Erlang Challenge: Level 3

By anders pearson 24 Aug 2006

(Read [[Erlang Challenge: Level 1]], [[Erlang Challenge: Level 2]], and [[Erlang Challenge: Level 2 (2)]] before reading this post or it won’t make sense)

Level 3 involves regular expressions. I was a serious Perl programmer for a few years, so this shouldn’t take too long.

The problem presented is similar to the last level. It’s looking for needles in a 100K haystack of text that looks like:

kAewtloYgcFQaJNhHVGxXDiQmzjfcpYbzxlWrVcqsmUbCunkfxZWDZjUZMiGqhRRiUvGmYmvnJIHEmbT
MUKLECKdCthezSYBpIElRnZugFAxDRtQPpyeCBgBfaRVvvguRXLvkAdLOeCKxsDUvBBCwdpMMWmuELeG
ENihrpCLhujoBqPRDPvfzcwadMMMbkmkzCCzoTPfbRlzBqMblmxTxNniNoCufprWXxgHZpldkoLCrHJq
vYuyJFCZtqXLhWiYzOXeglkzhVJIWmeUySGuFVmLTCyMshQtvZpPwuIbOHNoBauwvuJYCmqznOBgByPw
TDQheAbsaMLjTmAOKmNsLziVMenFxQdATQIjItwtyCHyeMwQTNxbbLXWZnGmDqHhXnLHfEyvzxMhSXzd

The needle we’re looking for is a single lowercase letter with exactly three uppercase letters on either side.

My approach is basically going to boil down to: 1) save the data in a text file again 2) read it into an erlang string 3) use erlang’s regexp module to look for the pattern

(?<![A-Z])[A-Z]{,3}[a-z][A-Z]{,3})(?![A-Z]) 

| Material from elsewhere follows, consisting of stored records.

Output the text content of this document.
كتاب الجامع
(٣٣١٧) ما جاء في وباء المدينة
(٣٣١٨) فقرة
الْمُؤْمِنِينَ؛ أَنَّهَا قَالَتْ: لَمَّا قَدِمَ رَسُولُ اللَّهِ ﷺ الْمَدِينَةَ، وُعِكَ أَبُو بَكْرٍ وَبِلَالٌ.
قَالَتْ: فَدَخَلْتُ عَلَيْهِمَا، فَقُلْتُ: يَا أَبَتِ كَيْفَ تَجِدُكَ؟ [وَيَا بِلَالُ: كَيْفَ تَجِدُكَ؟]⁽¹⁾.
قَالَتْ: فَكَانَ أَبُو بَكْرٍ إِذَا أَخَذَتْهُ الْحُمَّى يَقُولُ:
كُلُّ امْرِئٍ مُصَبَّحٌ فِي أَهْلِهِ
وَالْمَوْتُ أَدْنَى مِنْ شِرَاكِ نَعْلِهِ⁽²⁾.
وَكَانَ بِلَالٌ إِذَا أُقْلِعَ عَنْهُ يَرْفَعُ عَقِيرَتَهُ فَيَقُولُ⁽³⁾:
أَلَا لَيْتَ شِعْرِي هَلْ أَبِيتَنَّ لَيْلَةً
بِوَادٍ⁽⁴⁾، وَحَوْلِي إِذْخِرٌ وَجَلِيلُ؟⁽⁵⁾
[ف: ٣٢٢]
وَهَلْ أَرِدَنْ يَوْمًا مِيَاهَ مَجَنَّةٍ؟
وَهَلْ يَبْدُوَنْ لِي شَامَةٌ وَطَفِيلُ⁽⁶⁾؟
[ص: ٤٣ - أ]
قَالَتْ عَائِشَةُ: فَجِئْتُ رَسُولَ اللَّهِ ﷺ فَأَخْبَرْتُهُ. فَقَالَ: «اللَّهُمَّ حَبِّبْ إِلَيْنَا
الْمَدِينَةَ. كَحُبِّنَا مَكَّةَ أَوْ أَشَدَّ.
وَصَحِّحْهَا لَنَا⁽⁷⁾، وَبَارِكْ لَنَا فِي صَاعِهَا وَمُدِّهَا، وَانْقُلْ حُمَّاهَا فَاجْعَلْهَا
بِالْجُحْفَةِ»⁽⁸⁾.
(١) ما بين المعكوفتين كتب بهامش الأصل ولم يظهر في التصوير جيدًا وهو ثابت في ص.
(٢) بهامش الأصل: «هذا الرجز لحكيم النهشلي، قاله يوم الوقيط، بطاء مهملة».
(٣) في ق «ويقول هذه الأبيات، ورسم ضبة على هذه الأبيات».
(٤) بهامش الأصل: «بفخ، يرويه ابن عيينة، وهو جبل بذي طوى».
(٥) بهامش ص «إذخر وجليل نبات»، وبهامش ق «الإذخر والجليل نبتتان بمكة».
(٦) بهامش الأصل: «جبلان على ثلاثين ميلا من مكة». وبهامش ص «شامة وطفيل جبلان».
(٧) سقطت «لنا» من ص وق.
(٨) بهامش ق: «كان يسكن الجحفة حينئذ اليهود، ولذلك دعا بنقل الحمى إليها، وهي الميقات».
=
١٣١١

That regexp is pretty gnarly, so let me break it down for anyone who hasn’t been immersed in Perl or a similarly regexp obsessed language. In the middle is “[a-z]”, which matches the lowercase letter we’re looking for. On either side of it is “[A-Z]{,3}” which matches exactly three uppercase letters. At the outside are “(?<![A-Z])” and “(?![A-Z])” which are zero-width negative lookbehind and lookahead (respectively) assertions. They are there to make sure that it doesn’t match cases with 4 or more uppercase letters since the instructions said “exactly 3”. The even funkier than normal syntax on them is so they’ll match the characters but those characters won’t get included in the results (hence “zero-width”).

Checking out Erlang’s regexp module, a problem appears. Erlang’s regexp support simply isn’t up to the same level as Perl or Python’s. I was checking because zero-width assertions are fancy enough that I was worried it wouldn’t support them. Naturally it doesn’t. But it also appears that it doesn’t support curly braces for specifying exact numbers of matches. That’s unfortunate, but ultimately both of those are just icing on a regexp engine and we can easily rewrite the pattern without them:

[^A-Z][A-Z][A-Z][A-Z][a-z][A-Z][A-Z][A-Z][^A-Z]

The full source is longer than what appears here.